In this disclosure, one or more embodiments provide compressed sensing techniques for upscaling HOA sound fields to higher orders. Upscaled sound fields have a greater spatial resolution, which allows more speakers to be used during the playback, resulting in a larger sweet spot and improved sound quality. A number of embodiments, including perceptual sparsity, speaker-specific smoothing of speaker signals and perception-based power saving are introduced to improve ambisonic decoding.
HOA upscaling based on compressed sensing techniques allows reproducing sound fields similar to those reconstructed from original HOA. The effectiveness of ambisonic decoding based on compressed sensing depends on the instantaneous sparsity of the sound field (i.e. a few active sound sources in the sound field), one can exploit the short term sparsity of the sound field in the CS-based approach to enhance the ambisonic decoding as opposed to classical ambisonics decoding based on the least-norm.
Once a sound field accurately is reconstructed using the CS approach, the ambisonic components can be upscaled to a higher order ambisonics.

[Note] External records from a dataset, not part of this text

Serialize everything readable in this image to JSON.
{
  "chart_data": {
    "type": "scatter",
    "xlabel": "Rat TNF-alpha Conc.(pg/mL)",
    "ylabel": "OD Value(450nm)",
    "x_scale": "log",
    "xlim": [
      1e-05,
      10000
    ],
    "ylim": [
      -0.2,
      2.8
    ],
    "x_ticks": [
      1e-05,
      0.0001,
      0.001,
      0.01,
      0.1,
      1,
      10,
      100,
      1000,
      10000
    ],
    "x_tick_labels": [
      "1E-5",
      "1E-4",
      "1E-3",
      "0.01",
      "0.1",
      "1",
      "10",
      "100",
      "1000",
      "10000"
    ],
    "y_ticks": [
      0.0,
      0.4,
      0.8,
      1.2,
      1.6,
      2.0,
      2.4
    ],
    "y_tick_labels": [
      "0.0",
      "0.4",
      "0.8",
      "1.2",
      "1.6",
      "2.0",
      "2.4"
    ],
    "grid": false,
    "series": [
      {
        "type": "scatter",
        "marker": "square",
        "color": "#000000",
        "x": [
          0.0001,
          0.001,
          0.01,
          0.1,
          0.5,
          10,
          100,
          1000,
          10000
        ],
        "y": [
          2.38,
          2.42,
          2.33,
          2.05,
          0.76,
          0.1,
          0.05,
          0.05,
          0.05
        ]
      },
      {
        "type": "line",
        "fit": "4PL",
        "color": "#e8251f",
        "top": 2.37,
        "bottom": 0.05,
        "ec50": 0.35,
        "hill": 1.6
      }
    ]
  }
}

However, the success of the upscaling technique is affected by the complexity of a given sound field. If a few sound sources are located in a small subspace (e.g. 2D surface), the upscaled ambisonics is a good replica of the original ambisonics. Otherwise, the quality of sound fields reconstructed from upscaled ambisonics would likely degrade. For instance, upscaling a first-order ambisonis to second order in 2D space requires estimating two missing ambisonic signals whereas in a 3D space that would be five signals. Moreover, the CS-based HOA upscaling is effective if the original sound field is sparse (i.e. a small number of sources are active at any time instance.).
Another issue is that the CS measurement matrix (the spherical harmonics) can be incoherent to reduce the error of a signal with higher dimension (e.g. speaker signals). In other words, a matrix with random components would be a good choice for sensing a higher dimensional signal. That constrain is not satisfied since a given sound field is not sampled randomly (i.e., random intervals and random directions) and as such spherical harmonics would limit the effectiveness of the CS-based HOA method.
FIGURE 8 illustrates a process for managing an audio signal in accordance with an embodiment of this disclosure. A controller here may represent the main processor 240 and a memory element may be the memory 260 in FIGURE 2. The embodiment of the process shown in FIGURE 8 is for illustration only. Other embodiments of the process could be used without departing from the scope of this disclosure.
At operation 802, the controller receives the audio signal. The audio signal includes a plurality of ambisonic components. The audio signal can be received from a number of devices, such as, but not limited to, a mobile device, the Internet, a compact disc, and the like.
At operation 804, the controller separates the audio signal into a plurality of independent subcomponents. Each of the independent subcomponents is from a different source. Each of the plurality of ambisonic components is split into the independent subcomponents.
At operation 806, the controller decodes each of the independent subcomponents. At operation 806, the controller combines each of the decoded independent subcomponents into a speaker signal.
None of the description in this application should be read as implying that any particular element, step, or function is an essential element that must be included in the claim scope. The scope of patented subject matter is defined only by the claims. Moreover, none of the claims is intended to invoke 35 U.S.C. § 112(f) unless the exact words “means for” are followed by a participle.